Millennials may be the best of hope of saving Vancouver’s languid housing market.

They tend to dominate the condo market, where entry-units are aplenty, and fortunately for Vancouver there is no shortage of towers.

“When I look at the overall market, the detached and condo markets are two totally different markets,” said Wayne Ryan, team lead at REMAX Crest Realty. “Millennials are active in the detached market, but in the lower end of the condo market they make up a big percentage. We’ve had a situation in the detached market where, in the last several years, it’s shifted downwards. The foreign buyer tax and general attitude towards Asian buyers hasn’t been as positive as it was, so the result is we’re seeing properties sitting on the market longer.”

Ryan noted that Vancouver’s detached market correction actually began about three years ago while the condo market concurrently grew hotter and hotter, albeit with modest gains. But as the upper end of the market becomes prohibitive, the lower end brims with desperate buyers—many, if not most, of whom are millennials.
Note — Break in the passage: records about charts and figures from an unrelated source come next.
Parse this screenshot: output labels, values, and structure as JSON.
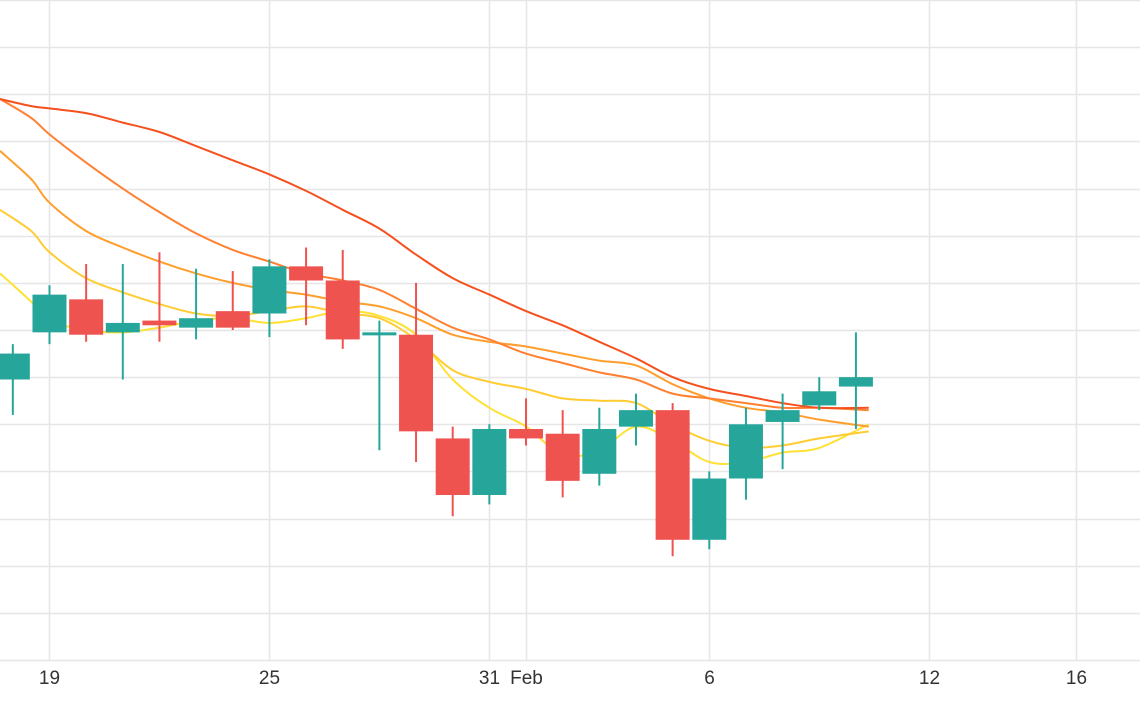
{
  "chart_data": {
    "type": "candlestick",
    "title": "",
    "xlabel": "",
    "ylabel": "",
    "ylim": [
      0,
      14
    ],
    "grid": true,
    "legend": "none",
    "x_tick_labels": [
      "19",
      "25",
      "31",
      "Feb",
      "6",
      "12",
      "16"
    ],
    "x_tick_days": [
      1,
      7,
      13,
      14,
      19,
      25,
      29
    ],
    "x_range_days": [
      -0.35,
      30.75
    ],
    "colors": {
      "up": "#26a69a",
      "down": "#ef5350",
      "grid": "#e6e6e6",
      "axis_text": "#333333"
    },
    "candles": [
      {
        "day": 0,
        "open": 5.95,
        "close": 6.5,
        "high": 6.7,
        "low": 5.2
      },
      {
        "day": 1,
        "open": 6.95,
        "close": 7.75,
        "high": 7.95,
        "low": 6.7
      },
      {
        "day": 2,
        "open": 7.65,
        "close": 6.9,
        "high": 8.4,
        "low": 6.75
      },
      {
        "day": 3,
        "open": 6.95,
        "close": 7.15,
        "high": 8.4,
        "low": 5.95
      },
      {
        "day": 4,
        "open": 7.2,
        "close": 7.1,
        "high": 8.65,
        "low": 6.75
      },
      {
        "day": 5,
        "open": 7.05,
        "close": 7.25,
        "high": 8.3,
        "low": 6.8
      },
      {
        "day": 6,
        "open": 7.4,
        "close": 7.05,
        "high": 8.25,
        "low": 7.0
      },
      {
        "day": 7,
        "open": 7.35,
        "close": 8.35,
        "high": 8.5,
        "low": 6.85
      },
      {
        "day": 8,
        "open": 8.35,
        "close": 8.05,
        "high": 8.75,
        "low": 7.1
      },
      {
        "day": 9,
        "open": 8.05,
        "close": 6.8,
        "high": 8.7,
        "low": 6.6
      },
      {
        "day": 10,
        "open": 6.9,
        "close": 6.95,
        "high": 7.2,
        "low": 4.45
      },
      {
        "day": 11,
        "open": 6.9,
        "close": 4.85,
        "high": 8.0,
        "low": 4.2
      },
      {
        "day": 12,
        "open": 4.7,
        "close": 3.5,
        "high": 4.95,
        "low": 3.05
      },
      {
        "day": 13,
        "open": 3.5,
        "close": 4.9,
        "high": 5.0,
        "low": 3.3
      },
      {
        "day": 14,
        "open": 4.9,
        "close": 4.7,
        "high": 5.55,
        "low": 4.55
      },
      {
        "day": 15,
        "open": 4.8,
        "close": 3.8,
        "high": 5.3,
        "low": 3.45
      },
      {
        "day": 16,
        "open": 3.95,
        "close": 4.9,
        "high": 5.35,
        "low": 3.7
      },
      {
        "day": 17,
        "open": 4.95,
        "close": 5.3,
        "high": 5.65,
        "low": 4.55
      },
      {
        "day": 18,
        "open": 5.3,
        "close": 2.55,
        "high": 5.45,
        "low": 2.2
      },
      {
        "day": 19,
        "open": 2.55,
        "close": 3.85,
        "high": 4.0,
        "low": 2.35
      },
      {
        "day": 20,
        "open": 3.85,
        "close": 5.0,
        "high": 5.35,
        "low": 3.4
      },
      {
        "day": 21,
        "open": 5.05,
        "close": 5.3,
        "high": 5.65,
        "low": 4.05
      },
      {
        "day": 22,
        "open": 5.4,
        "close": 5.7,
        "high": 6.0,
        "low": 5.3
      },
      {
        "day": 23,
        "open": 5.8,
        "close": 6.0,
        "high": 6.95,
        "low": 4.9
      }
    ],
    "series": [
      {
        "color": "#ffe135",
        "x": [
          -0.35,
          0.5,
          1,
          2,
          3,
          4,
          5,
          6,
          7,
          8,
          9,
          10,
          11,
          12,
          13,
          14,
          15,
          16,
          17,
          18,
          19,
          20,
          21,
          22,
          23.35
        ],
        "values": [
          8.2,
          7.6,
          7.2,
          7.0,
          6.95,
          7.05,
          7.2,
          7.25,
          7.15,
          7.25,
          7.4,
          7.3,
          6.9,
          5.95,
          5.35,
          4.95,
          4.35,
          4.45,
          4.95,
          4.65,
          4.2,
          4.2,
          4.4,
          4.5,
          5.0
        ]
      },
      {
        "color": "#ffcc33",
        "x": [
          -0.35,
          0.5,
          1,
          2,
          3,
          4,
          5,
          6,
          7,
          8,
          9,
          10,
          11,
          12,
          13,
          14,
          15,
          16,
          17,
          18,
          19,
          20,
          21,
          22,
          23.35
        ],
        "values": [
          9.55,
          9.1,
          8.65,
          8.1,
          7.8,
          7.55,
          7.35,
          7.3,
          7.4,
          7.5,
          7.35,
          7.25,
          6.8,
          6.15,
          5.9,
          5.75,
          5.55,
          5.5,
          5.45,
          5.0,
          4.65,
          4.5,
          4.55,
          4.7,
          4.85
        ]
      },
      {
        "color": "#ff9e2c",
        "x": [
          -0.35,
          0.5,
          1,
          2,
          3,
          4,
          5,
          6,
          7,
          8,
          9,
          10,
          11,
          12,
          13,
          14,
          15,
          16,
          17,
          18,
          19,
          20,
          21,
          22,
          23.35
        ],
        "values": [
          10.8,
          10.2,
          9.7,
          9.1,
          8.75,
          8.45,
          8.2,
          8.0,
          7.85,
          7.75,
          7.6,
          7.5,
          7.25,
          6.9,
          6.75,
          6.65,
          6.5,
          6.35,
          6.25,
          5.85,
          5.55,
          5.35,
          5.25,
          5.1,
          4.95
        ]
      },
      {
        "color": "#ff8030",
        "x": [
          -0.35,
          0.5,
          1,
          2,
          3,
          4,
          5,
          6,
          7,
          8,
          9,
          10,
          11,
          12,
          13,
          14,
          15,
          16,
          17,
          18,
          19,
          20,
          21,
          22,
          23.35
        ],
        "values": [
          11.9,
          11.5,
          11.15,
          10.55,
          10.0,
          9.5,
          9.05,
          8.7,
          8.45,
          8.2,
          8.05,
          7.85,
          7.45,
          7.05,
          6.8,
          6.5,
          6.3,
          6.1,
          5.95,
          5.65,
          5.55,
          5.45,
          5.35,
          5.35,
          5.3
        ]
      },
      {
        "color": "#f4511e",
        "x": [
          -0.35,
          0.5,
          1,
          2,
          3,
          4,
          5,
          6,
          7,
          8,
          9,
          10,
          11,
          12,
          13,
          14,
          15,
          16,
          17,
          18,
          19,
          20,
          21,
          22,
          23.35
        ],
        "values": [
          11.9,
          11.75,
          11.7,
          11.6,
          11.4,
          11.2,
          10.9,
          10.6,
          10.3,
          9.95,
          9.55,
          9.15,
          8.6,
          8.1,
          7.75,
          7.4,
          7.1,
          6.75,
          6.4,
          6.0,
          5.75,
          5.6,
          5.45,
          5.35,
          5.35
        ]
      }
    ]
  }
}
“We’ve seen a 7-8% price adjustment with sales down in the detached market, but there’s firmness in the lower end of the market,” said Ryan. “If you think about a pyramid, the narrower it gets you have fewer buyers, but at the base of the pyramid you have more potential buyers because it’s more affordable. The lower end of the condo market in Vancouver is definitely firmer. There are a lot of instances of multiple offers and it’s certainly being driven by the millennials.

As for what millennials look for, green, energy-efficient homes rank highly, according to REMAX Canada. As a climate-conscious generation, energy-efficient homes are widely considered to be one of the best ways to reduce one’s ecological footprint over a longer period of time. Having good insulation, efficient lighting and updated plumbing will reduce a home’s footprint and save money in both the near and long terms.

Smart technologies that control lighting, home security and thermostats are coveted by millennials, as are entertainment spaces, which include open concept floor plans.

Another sign that condos are preferred by millennials is their aversion to travelling great distances to and from work.

“Liveability, like walkable neighbourhoods with parks, are things more millennials are asking about,” said Ryan. “It’s become more of a focus than it was several years ago.”

However, affordability is millennials’ preponderant concern, and in many cases that might mean having to forego smart technology.

“With the mortgage stress test, affordability is an even bigger issue now,” continued Ryan. “Smart homes that are green are great and millennials love those things, but the reality in a lot of cases is the difference between being able to buy and not buy is the price. For $500,000, you can get a unit in a 25-year-old building at 1,000 square feet, or, for the same price, you get a unit in a new building for 650 square feet. Newer buildings have smart amenities, but not enough space. That’s the decision millennials will have to make.”